2015 is predicted to see an increase in IT equipment finance, as UK tech businesses expect to grow four times quicker than Gross Domestic Product (GDP), according to an article on the Asset Finance International website.

Members from the Finance & Leasing Association (FLA) reported 5% growth in IT equipment finance during 2014, taking the total to £1.624 billion. During the final quarter of last year, however, the pace picked up significantly: a total £570 million of IT equipment was financed, which is a 25% increase compared with the same period in 2013. It is expected that this growth will continue throughout this year and beyond.

Meanwhile, Barclays’ Fast Growth Tech survey revealed that UK tech businesses are expecting solid growth this year.

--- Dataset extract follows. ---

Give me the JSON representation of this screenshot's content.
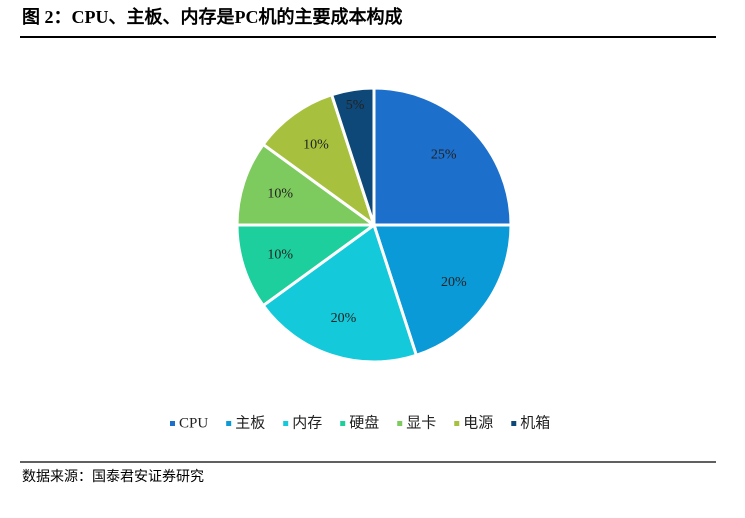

After polling CEOs and owners of tech firms, the results revealed that the average company predicts 11% growth during 2015 – four times the GDP prediction for this year (2.6%).

Over half (58%) of firms expect growth of up to 10% this year, while 18% predict growth of between 10% and 20%, and 9% predict notable growth of more than 20%.

IT firms remain optimistic about the state of their business, with many expecting growth beyond 2015. The average company in the survey expects additional growth of 15% in 2016, while 16% predict growth of over 20%.

Sean Duffy, managing director of Barclays’ Technology, Media and Telecoms division, said that the growth predictions “reveal the optimism and drive of the UK’s work-leading technology sector,” before adding that the UK is a “real launch pad for innovative tech businesses.”

“Investors are seeing the UK as an international talent magnet and a platform to grow or launch their business for a number of compelling reasons, including the culture, light-touch regulation, supportive Government policies and access to finance,” he added.

When asked the reasons behind previous growth, 79% of companies cited strong leadership. Going forward, those companies saw strong leadership and a focus on marketing and advertising as both critical factors for growth.

According to the companies, the two main challenges that could impede growth are increased competition (29%) and the ability to attract and retain talented employees (25%).